O número de medidas protetivas concedidas em 2022 na Serra foi o maior dos últimos quatro anos, segundo o Tribunal de Justiça (TJ) do Rio Grande do Sul. Dados mostram que em 2019 foram aplicadas quase 10 mil medidas na região. Em 2020, primeiro ano de pandemia, houve redução, com cerca de 8 mil documentos. Mas a procura por ajuda vem subindo e chegou a mais de 13 mil no ano passado, crescimento de 46% em relação ao ano anterior (ver quadro abaixo). É como se a cada 40 minutos, uma mulher buscasse auxílio das autoridades para evitar ser morta ou agredida.
O levantamento abrange 16 comarcas da região, o que inclui municípios como Caxias do Sul, Bento Gonçalves, Farroupilha e Flores da Cunha.
Os números também mostram que só em janeiro deste ano, as medidas protetivas praticamente dobraram em relação ao mesmo mês de 2022: de 759 para 1.490 na região.
Esse meio jurídico de pedir ajuda é fundamental para proteção de mulheres em situação de violência doméstica e familiar. A medida prevista pela Lei Maria da Penha e busca preservar a vítima de agressões físicas, psicológicas, morais e patrimoniais, mantendo o agressor afastado. É possível pedir a medida em delegacias, no Ministério Público ou na Defensoria Pública.
Diante da gravidade, a lei prevê que a resposta a esse pedido chegue em, no máximo 48 horas. Contudo, um projeto de lei aprovado na Câmara nesta semana pretende agilizar a concessão das medidas. O texto aguarda sanção presidencial e prevê que medidas protetivas de urgência sejam concedidas no momento da denúncia da mulher à autoridade policial. A lei também deve garantir o documento independentemente de boletim de ocorrência ou inquérito policial e permanecer ativo enquanto houver risco à vítima ou a seus dependentes.
— Ela (a medida) é bastante importante para fixar um ponto em que essa segurança passa a ser verificada e fiscalizada. Nós temos meios de fiscalização da medida e, com base nela, se o agressor descumprir, é possível que seja feita uma nova ocorrência por descumprimento de medida. Nesse caso, o agressor possivelmente será preso, será requerida uma prisão com relação a esse descumprimento, e à prática de novos crimes que ele pode estar praticando — diz a delegada Thalita Giacometti Andrich, que responde pela Delegacia Especializada no Atendimento à Mulher (Deam) em Caxias do Sul.

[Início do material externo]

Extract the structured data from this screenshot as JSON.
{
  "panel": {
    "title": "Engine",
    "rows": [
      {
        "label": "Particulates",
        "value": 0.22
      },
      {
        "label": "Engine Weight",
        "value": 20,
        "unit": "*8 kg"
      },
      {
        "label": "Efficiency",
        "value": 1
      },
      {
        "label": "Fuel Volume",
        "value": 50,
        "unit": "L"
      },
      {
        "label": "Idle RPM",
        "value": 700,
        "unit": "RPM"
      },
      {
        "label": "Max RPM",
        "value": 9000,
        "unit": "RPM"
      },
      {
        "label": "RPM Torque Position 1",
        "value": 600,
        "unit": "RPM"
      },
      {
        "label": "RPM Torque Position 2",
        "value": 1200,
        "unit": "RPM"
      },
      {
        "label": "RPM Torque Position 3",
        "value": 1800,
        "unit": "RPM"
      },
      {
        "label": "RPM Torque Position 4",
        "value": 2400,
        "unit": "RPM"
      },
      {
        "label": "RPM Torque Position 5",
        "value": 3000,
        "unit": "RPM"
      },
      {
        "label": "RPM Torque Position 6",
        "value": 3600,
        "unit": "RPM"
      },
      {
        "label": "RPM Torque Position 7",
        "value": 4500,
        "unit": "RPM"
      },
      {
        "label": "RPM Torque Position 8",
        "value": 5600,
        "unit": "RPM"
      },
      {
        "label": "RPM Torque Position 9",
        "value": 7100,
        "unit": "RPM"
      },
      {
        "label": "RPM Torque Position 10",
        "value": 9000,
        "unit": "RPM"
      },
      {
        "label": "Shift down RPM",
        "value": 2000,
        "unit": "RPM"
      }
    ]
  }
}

Sobre a alta dos números, a policial faz uma ponderação:
— A gente pode falar também tanto que a violência aumentou, mas também os registros aumentaram agora em razão dessa diminuição, desse encerramento (das restrições) da pandemia, e a retomada das pessoas com suas atividades normais. Saindo às ruas, indo para o trabalho, para as escolas, para as UBSs, que são porta de entrada dos registros e das solicitações dos pedidos de ajuda — frisa Thalita.
"Se não fosse a Maria da Penha, nem estaria aqui"
Um dos exemplos práticos da importância das medidas preventivas é o trabalho desenvolvido pela Patrulha Maria da Penha da Brigada Militar (BM). A equipe atua há oito anos em Caxias do Sul. Nesse tempo, nenhuma das vítimas acompanhadas foi alvo de feminicídio. A unidade monitora os casos considerados mais graves, conforme apontamento da Justiça.
Uma das mulheres monitoradas pela equipe relata que violência e ameaças eram parte da rotina ao lado do ex-companheiro. O homem só se afastou após determinação da Justiça. Com a medida, a vítima passou a ser o olhar atento da patrulha.
— Ele (agressor) prometia botar fogo na casa, prometia matar, prometia isso, aquilo, então dava medo. Se não fosse a Maria da Penha, acho que nem estaria aqui mais — conta a mulher.
A sensação de segurança também é compartilhada por outra vítima, que recebe visitas recorrentes dos policiais militares.
— Às vezes saio de casa, fico já pensando "será que ele vai estar lá na esquina esperando? Será que está me espiando?" Daí pelo menos assim eu saio, já sei que se eu chamar, eles (Patrulha Maria da Penha) vão vir.
A soldado Catiele de Carvalho, integrante da Patrulha, reforça que toda vítima precisa se conscientizar e procurar ajuda para evitar um desfecho pior:
— A gente entende que a mulher, na maioria das vezes, não acredita que aquele companheiro pode ser capaz de vir a cometer feminicídio porque, enfim, foi alguém que ela conheceu que é o pai dos filhos dela, que no começo foi muito bom, foi maravilhoso. E ela acredita que, com boletim de ocorrência, vai prejudicar e acaba não registrando. Infelizmente, às vezes, acaba acontecendo a situação de feminicídio e não havia um boletim de boletim de ocorrência, não havia solicitação de uma medida protetiva.